Parking meters across San Francisco may feature “dynamic” pricing by the end of this year.
The new parking meter pricing policy will allow The City’s transportation planners to lower or raise prices based on the demand for parking spaces, in similar fashion to Uber’s surge pricing, which raises prices for ride-hail vehicles when demand for rides spikes.
That means prices for parking meters could surge near restaurants around dinnertime, for instance, or drop dramatically on seldom used blocks during the middle of the day.
Officials said the plan helps parking spaces churn through cars more quickly — a boon to merchants, who see more customers, and the environment, as drivers circle for parking less.
“This is how we make sure there is enough parking in The City, when everyone claims there’s not,” said Cheryl Brinkman, chair of the San Francisco Municipal Transportation Agency Board of Directors, at their meeting on Tuesday.
She added, “We can work to make sure people can park their cars.”
The proposal to add dynamic pricing follows a year-long 2011 pilot program called SFPark, which was funded by the U.S. Department of Transportation. The stated goal of the pilot was simply to help people find a parking space — and when prices went up, there was a higher turnover of parking spaces, the pilot found.
The pilot encompassed 7,000 parking meters in San Francisco, including in the Marina, Fisherman’s Wharf, Fillmore, downtown and Civic Center neighborhoods, according to an SFMTA report.
By contrast, San Francisco has some 28,000 total parking meters utilizing existing technology in the meters that may all be dynamically priced after the matter goes before the SFMTA board for a vote, which SFMTA parking policy manager Hank Wilson said could happen as early as late October.
“People will go to that Uber surge-pricing comparison,” Wilson told the San Francisco Examiner. However, he had a “point of correction” to make to that analogy: Uber surge pricing only goes up.

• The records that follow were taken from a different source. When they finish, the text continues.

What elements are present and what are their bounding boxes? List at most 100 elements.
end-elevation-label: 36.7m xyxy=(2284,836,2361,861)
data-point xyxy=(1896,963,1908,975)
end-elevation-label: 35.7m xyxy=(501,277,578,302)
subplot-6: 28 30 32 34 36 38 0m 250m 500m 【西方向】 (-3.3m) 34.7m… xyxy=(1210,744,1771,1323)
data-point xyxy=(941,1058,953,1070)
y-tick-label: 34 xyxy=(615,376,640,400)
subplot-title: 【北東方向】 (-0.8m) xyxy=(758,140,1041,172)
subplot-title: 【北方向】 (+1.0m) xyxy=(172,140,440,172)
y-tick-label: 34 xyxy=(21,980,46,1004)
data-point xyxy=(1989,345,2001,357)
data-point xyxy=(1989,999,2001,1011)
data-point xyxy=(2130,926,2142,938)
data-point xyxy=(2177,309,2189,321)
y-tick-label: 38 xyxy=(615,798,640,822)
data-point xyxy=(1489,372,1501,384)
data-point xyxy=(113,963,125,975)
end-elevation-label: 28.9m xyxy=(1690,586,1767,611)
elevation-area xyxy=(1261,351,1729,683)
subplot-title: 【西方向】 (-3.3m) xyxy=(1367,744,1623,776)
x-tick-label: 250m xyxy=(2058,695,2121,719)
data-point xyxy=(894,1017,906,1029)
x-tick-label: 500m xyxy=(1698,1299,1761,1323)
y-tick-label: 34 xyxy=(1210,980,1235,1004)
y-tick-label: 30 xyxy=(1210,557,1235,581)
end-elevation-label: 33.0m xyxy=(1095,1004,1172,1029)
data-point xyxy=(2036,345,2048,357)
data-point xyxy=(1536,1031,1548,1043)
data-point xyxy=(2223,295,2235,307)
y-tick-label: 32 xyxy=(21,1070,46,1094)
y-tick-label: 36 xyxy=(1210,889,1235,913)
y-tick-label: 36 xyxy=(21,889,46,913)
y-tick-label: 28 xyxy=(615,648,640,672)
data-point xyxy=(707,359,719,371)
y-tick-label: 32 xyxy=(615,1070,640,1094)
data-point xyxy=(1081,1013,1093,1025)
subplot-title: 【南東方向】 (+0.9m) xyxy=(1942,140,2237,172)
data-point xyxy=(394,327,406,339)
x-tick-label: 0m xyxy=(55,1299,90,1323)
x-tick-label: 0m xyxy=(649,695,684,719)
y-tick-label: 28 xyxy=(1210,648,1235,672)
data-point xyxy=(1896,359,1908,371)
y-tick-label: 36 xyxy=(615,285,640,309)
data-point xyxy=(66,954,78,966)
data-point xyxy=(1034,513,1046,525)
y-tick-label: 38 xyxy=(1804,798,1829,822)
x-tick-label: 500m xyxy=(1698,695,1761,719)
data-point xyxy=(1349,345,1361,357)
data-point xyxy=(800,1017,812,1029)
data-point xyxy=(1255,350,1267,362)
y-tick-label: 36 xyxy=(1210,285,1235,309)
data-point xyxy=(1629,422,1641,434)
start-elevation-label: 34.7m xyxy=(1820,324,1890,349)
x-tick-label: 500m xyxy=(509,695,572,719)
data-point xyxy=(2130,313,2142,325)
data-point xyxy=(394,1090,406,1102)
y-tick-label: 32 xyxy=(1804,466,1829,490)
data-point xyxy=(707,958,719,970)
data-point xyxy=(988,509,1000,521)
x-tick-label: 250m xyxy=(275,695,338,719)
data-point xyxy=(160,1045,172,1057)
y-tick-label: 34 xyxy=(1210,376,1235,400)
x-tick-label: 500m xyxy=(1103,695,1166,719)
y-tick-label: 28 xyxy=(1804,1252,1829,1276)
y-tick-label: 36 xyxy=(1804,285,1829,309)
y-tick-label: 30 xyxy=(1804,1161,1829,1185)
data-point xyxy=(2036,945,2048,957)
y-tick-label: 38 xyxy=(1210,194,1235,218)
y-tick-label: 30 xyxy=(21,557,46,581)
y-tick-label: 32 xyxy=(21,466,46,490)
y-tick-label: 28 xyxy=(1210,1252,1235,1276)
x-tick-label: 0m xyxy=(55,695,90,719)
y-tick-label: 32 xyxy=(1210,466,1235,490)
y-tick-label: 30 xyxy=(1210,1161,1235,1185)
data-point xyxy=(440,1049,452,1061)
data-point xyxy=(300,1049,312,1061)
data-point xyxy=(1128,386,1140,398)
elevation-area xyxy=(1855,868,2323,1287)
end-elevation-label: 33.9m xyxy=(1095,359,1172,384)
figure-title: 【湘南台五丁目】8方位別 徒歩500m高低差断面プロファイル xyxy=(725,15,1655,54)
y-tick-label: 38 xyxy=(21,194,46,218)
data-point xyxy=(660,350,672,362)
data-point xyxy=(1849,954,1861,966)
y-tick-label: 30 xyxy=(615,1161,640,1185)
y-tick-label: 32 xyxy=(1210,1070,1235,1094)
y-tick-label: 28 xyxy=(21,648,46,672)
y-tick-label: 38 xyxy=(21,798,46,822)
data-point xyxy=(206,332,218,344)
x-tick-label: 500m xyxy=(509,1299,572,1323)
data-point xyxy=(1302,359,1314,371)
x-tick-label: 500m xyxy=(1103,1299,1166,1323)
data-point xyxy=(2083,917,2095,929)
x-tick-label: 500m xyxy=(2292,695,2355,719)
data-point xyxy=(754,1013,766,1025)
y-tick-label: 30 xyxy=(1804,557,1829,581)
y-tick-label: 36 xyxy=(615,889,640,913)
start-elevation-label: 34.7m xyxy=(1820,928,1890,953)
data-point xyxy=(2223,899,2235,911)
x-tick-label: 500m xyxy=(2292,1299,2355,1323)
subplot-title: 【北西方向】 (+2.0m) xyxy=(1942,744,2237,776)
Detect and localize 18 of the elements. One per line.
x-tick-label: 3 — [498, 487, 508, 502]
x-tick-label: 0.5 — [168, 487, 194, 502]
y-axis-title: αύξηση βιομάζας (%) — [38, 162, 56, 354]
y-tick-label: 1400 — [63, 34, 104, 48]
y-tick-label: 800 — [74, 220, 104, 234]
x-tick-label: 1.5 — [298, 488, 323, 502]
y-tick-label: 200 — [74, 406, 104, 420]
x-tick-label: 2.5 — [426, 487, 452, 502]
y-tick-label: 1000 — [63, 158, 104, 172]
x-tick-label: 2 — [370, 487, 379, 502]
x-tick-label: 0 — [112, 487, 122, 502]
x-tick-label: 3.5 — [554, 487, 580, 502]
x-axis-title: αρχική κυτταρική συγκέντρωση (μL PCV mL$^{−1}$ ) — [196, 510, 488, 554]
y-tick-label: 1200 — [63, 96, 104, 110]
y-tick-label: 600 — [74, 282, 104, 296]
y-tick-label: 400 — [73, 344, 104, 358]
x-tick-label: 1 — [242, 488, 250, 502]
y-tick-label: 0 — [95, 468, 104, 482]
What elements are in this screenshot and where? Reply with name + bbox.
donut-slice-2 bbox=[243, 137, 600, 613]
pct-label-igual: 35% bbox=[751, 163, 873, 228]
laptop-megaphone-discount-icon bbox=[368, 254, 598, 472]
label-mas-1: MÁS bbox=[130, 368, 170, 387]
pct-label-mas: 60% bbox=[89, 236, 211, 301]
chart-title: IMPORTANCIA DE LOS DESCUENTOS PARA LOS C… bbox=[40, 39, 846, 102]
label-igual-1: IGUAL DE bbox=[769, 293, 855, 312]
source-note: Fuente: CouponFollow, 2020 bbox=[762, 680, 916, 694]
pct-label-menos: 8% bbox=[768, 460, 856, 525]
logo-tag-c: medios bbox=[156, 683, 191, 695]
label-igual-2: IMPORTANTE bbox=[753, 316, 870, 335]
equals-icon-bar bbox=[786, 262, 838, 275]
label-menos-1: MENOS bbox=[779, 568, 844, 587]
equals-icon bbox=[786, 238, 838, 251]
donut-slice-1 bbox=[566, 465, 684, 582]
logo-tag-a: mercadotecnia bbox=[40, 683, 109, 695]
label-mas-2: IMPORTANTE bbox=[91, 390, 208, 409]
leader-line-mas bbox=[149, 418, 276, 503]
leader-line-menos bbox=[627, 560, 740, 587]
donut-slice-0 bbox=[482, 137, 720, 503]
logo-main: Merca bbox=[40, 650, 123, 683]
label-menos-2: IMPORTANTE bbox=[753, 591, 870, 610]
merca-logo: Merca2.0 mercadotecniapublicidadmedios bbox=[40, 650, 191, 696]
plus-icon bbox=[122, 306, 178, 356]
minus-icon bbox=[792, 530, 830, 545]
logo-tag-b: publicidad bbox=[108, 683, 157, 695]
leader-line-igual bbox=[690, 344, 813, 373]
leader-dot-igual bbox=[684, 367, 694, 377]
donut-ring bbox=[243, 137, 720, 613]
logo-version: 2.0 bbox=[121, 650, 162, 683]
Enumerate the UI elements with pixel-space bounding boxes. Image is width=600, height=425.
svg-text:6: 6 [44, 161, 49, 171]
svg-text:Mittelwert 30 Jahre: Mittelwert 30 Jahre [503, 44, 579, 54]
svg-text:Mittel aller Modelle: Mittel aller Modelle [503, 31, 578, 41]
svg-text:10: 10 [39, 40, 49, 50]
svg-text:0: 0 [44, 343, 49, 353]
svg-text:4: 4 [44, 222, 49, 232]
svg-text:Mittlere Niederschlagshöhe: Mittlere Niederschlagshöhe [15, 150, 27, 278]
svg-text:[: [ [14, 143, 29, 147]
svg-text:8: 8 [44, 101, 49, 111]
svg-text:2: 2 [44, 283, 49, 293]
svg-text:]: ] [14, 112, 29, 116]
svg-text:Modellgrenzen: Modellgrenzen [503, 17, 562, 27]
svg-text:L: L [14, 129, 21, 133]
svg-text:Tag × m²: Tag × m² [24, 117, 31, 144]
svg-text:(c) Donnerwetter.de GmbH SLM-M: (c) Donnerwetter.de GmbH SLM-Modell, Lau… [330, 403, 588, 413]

“With demand responsive pricing, the price can get lower [than normal], and often does,” he said.
When the SFMTA’s planners saw metered parking spaces sitting unused, they lowered the prices to as low as 50 cents per hour, which attracted more parkers, Wilson said.
The SFMTA saw blocks of parking “full” 16 percent less often in parking pilot areas, versus their control area, where prices were not dynamically raised or lowered. Parking spaces hit their “target occupancy” 31 percent more often, according to an evaluation report of the program.
“Even as the economy, population, and overall parking demand grew, parking availability improved dramatically in SFpark pilot areas,” the report’s authors wrote.
And though SFMTA raised prices of meters in some neighborhoods, the average prices of the meters in the project actually dropped. Wilson said that’s by design.
It’s also a slower process, seeing the SFMTA tweak prices over weeks or months. Though on a technical level, Wilson said, the SFMTA could raise or lower prices at the push of a button, in practice it’s more effective to gradually lower or raise prices so drivers get a sense of which streets are more expensive than others.
“If prices were adjusting too fast, customers couldn’t keep up,” he said, “and thus it wouldn’t have any impact on where or when they choose to drive.”
The SFMTA board was fairly receptive to dynamic pricing at its Tuesday board meeting, when they heard an update on the program but did not vote on it. One board director, Gwyneth Borden, questioned the program’s highest prices.
“I think it was $8 an hour,” Borden told Wilson at the meeting. “I was like, ‘Wow! How do you set that maximum?’”
Wilson simply noted, “After the pilot, this board approved continuation of the pilot,” and that the maximum price is $8 an hour.
Even the board that voted for the program and was taken by surprise by the jump in price.